The Admissions Archive: A Symbolic Acceptance Letter

The Admissions Archive: A Symbolic Acceptance Letter

An admissions director compares his college acceptance letter to what students receive today.

Little did I know that, when I received my acceptance letter from Western Michigan University on October 21, 1989, as a 17-year-old, there would be more to this letter than just my welcome into college.

I am probably among few people worldwide who has kept his college acceptance letter for 17 years or more. I kept it because at the time it was representing a rite of passage for me as a first-generation college student. Also, it was my first college acceptance.

However, this story isn't just about still having the letter. It's about what it means now. You see, it was signed by Stanley E. Henderson, director of Admissions at WMU at that time. Henderson is now my boss, the vice chancellor of enrollment management and student life at the University of Michigan-Dearborn, where I serve as the director of admissions and orientation.

I often wonder, who is the student I am accepting who may become my colleague in the future?

In other words, my name is now going out in the same fashion as Henderson's letter did back in 1989. I often wonder, who is the student I am accepting who may become my colleague in the future?

His name, title, and signature meant little to me 17 years ago.
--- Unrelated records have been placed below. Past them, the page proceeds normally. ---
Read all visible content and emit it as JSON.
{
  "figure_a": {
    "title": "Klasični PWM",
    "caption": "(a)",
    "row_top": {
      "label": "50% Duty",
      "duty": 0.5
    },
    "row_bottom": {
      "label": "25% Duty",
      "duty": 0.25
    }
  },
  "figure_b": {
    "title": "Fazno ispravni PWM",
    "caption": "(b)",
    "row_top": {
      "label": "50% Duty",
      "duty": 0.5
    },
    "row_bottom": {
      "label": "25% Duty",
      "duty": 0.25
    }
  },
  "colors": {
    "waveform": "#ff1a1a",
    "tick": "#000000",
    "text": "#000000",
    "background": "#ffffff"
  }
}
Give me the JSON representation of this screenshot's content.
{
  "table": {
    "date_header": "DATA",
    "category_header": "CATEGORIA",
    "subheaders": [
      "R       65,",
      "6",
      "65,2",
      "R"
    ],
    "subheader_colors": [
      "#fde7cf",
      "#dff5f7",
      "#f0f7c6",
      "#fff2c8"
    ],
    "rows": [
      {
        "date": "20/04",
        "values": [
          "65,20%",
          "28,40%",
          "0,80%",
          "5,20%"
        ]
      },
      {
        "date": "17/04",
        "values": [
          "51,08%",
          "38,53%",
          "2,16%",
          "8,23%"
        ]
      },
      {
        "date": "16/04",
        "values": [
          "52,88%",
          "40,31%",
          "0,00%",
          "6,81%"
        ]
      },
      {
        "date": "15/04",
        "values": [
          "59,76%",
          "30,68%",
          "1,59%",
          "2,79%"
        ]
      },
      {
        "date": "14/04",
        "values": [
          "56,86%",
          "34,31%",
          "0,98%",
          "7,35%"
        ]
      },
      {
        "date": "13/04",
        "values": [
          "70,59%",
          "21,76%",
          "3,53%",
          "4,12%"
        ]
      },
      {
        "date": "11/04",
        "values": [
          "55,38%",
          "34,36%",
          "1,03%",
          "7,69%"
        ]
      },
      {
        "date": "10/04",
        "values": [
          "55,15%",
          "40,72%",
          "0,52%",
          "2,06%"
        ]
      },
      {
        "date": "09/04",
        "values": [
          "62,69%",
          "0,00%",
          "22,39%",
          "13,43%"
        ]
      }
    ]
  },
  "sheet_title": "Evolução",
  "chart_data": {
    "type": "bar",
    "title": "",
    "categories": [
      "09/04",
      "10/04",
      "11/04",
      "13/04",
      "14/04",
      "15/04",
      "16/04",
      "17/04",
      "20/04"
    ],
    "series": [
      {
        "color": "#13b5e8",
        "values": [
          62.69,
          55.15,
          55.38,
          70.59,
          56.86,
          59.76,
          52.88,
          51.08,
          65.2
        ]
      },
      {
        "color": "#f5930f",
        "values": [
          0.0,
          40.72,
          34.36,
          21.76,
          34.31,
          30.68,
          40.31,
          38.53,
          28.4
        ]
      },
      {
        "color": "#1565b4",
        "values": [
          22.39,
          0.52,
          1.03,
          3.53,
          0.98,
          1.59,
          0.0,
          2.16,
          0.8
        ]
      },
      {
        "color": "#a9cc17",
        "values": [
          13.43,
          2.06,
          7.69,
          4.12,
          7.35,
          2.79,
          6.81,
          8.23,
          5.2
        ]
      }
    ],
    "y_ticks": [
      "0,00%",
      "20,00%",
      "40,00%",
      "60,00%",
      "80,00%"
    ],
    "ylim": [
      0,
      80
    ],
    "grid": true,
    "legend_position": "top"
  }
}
It was merely my ticket into college. Today, I'm proud to still have that letter; it symbolizes my beginning connection to this field of college admissions that is now my professional career.

As I reread the letter, I note some major differences in how Mr. Henderson communicated to an admitted student compared to how we do it in 2006.

First, mine wasn't even personalized. It began with "Western. You belong here." In fact, it wasn't even dated! It was basically a photocopied form letter. Of course, back then, did I care? Probably not. Today, I'd be mortified if we sent a letter like that out.

Second, the congratulations message doesn't appear until the fourth line of the letter. Today's students wouldn't even read that far to know they had been accepted. And, the photocopied letterhead logo doesn't match the university logo on the window envelope. In our world of marketing and brand management, it would be suicide to send out such correspondence!

While being a form letter, it does communicate a friendliness and emphasis on me. For example, it contains phrases like, "our invitation for you to become a part of the Western family," "You are what we are all about," and "We are proud to welcome you to our community and look forward to the contributions you will make to your university." And, of course, it ends with my favorite way that Henderson always signed his letters, "Yours for Western."

Not many people have the chance to know a director of admissions. Those who do have probably appealed an admission decision, worked in an Admissions office, or had a neighbor with the title. Students tend to just see their own names on the endless letters from an Admissions office.

I'm grateful that my director of admissions became more than a name on a sheet of copy paper. He became my mentor in this field. I offer this article as a salute to the man who, as his letter to me said, belongs here. You're right, Mr. Henderson, I do belong in admissions!

Christopher W. Tremblay is director of admissions and orientation at the University of Michigan-Dearborn.